We thought our local ice cream shop with 24 flavors was alot of different kinds of ice cream.



Mom use to make us milk shakes out of snow in the winter



Dad would cure our coughs with whiskey, lemon and honey



We even played cowboy and indians with plastic guns and never got frowned on.



I remember cutting out paper dolls to play with from mom's magazines.



Getting to ride in a car was a real treat, let alone driving one.



Watching the Wizard of Oz as an annual family event



Doing dishes by hand, making coffee on the wood cook stove. You actually had to cook food and not nuke it.



There was only one little store in town, one bank, one gas station and one doctor and dentist office.



Watching home movies on a reel movie projector and pull down screen



Kids just don't know how good they have it and what they have missed.

The Good Old Days

Posted: Wed Jan 18, 2006 10:25 pm
by ChiptBeef
Watching Neil Armstrong take that "one small step for man and one giant leap for mankind." The flag gave me chills, too. :yh_flag :yh_flag :yh_flag :yh_flag

The Good Old Days

Posted: Wed Jan 18, 2006 10:31 pm
by lady cop
Clancy wrote: Looking at girls legs when they wore mini-skirts ....shallow, I knowno worse than 'checking' kilts! ;)

The Good Old Days

Posted: Wed Jan 18, 2006 10:42 pm
by ChiptBeef
Clancy wrote: Looking at girls legs when they wore mini-skirts ....shallow, I know
The only problem with that reflection is that I didn't think of it first... but then there's hip-huggers (I'm talking about the originals, not the retreads of today). :sneaky:

The Good Old Days

Posted: Wed Jan 18, 2006 10:59 pm
by ChiptBeef
Man, you got me again. I miss going to see Skynard and the Allman Brothers in my salt-box Chevy van (and what was inside... but I'll never tell).

:driving: :-3

The Good Old Days

Posted: Wed Jan 18, 2006 11:07 pm
by lady cop
Clancy wrote: .....you people aren't going to give me a minutes peace with this plaid business, are ya ! ;)

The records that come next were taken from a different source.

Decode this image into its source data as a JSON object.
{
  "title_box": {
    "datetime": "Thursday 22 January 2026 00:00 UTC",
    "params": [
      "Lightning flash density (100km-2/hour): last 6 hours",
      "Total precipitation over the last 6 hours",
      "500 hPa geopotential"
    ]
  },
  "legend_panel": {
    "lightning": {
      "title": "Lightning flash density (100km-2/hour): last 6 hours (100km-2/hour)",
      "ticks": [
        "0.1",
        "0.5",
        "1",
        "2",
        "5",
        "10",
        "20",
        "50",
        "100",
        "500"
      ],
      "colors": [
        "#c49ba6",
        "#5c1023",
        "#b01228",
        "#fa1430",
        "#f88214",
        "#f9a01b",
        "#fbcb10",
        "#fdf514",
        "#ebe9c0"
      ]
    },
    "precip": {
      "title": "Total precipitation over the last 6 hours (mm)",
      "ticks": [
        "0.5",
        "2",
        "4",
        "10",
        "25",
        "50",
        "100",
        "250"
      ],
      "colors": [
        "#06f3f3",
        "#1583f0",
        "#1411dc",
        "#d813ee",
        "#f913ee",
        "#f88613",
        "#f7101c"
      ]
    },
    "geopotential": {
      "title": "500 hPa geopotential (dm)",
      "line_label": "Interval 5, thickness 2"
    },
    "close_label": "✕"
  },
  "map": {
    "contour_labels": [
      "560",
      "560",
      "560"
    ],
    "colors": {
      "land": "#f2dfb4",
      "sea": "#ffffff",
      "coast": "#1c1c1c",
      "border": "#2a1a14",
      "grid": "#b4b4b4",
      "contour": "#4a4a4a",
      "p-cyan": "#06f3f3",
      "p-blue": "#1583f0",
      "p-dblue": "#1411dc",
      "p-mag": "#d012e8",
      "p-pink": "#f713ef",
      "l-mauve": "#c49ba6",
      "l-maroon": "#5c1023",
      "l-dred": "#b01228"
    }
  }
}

.....ok, ok, ....but that pic is coming via private messages ...and if Bothwell finds out , I'll have to go into hiding ....or as you lot say ....on the lamb (which I always thought was kinda pervie) .... Bothwell's is the ONLY kilt i check! and he looks great in it too, ( hit my profile and see) he's also entitled to wear Black Watch. i think i have to stage another kilt contest in the pub, the last one was so popular!! :) ..and it's lam, not lamb, that would be porn in wales. :rolleyes:

The Good Old Days

Posted: Wed Jan 18, 2006 11:24 pm
by lady cop
I'm allowed to wear the, Wallace tartan {mothers side} that is so great!! i think a man in a kilt is a real man!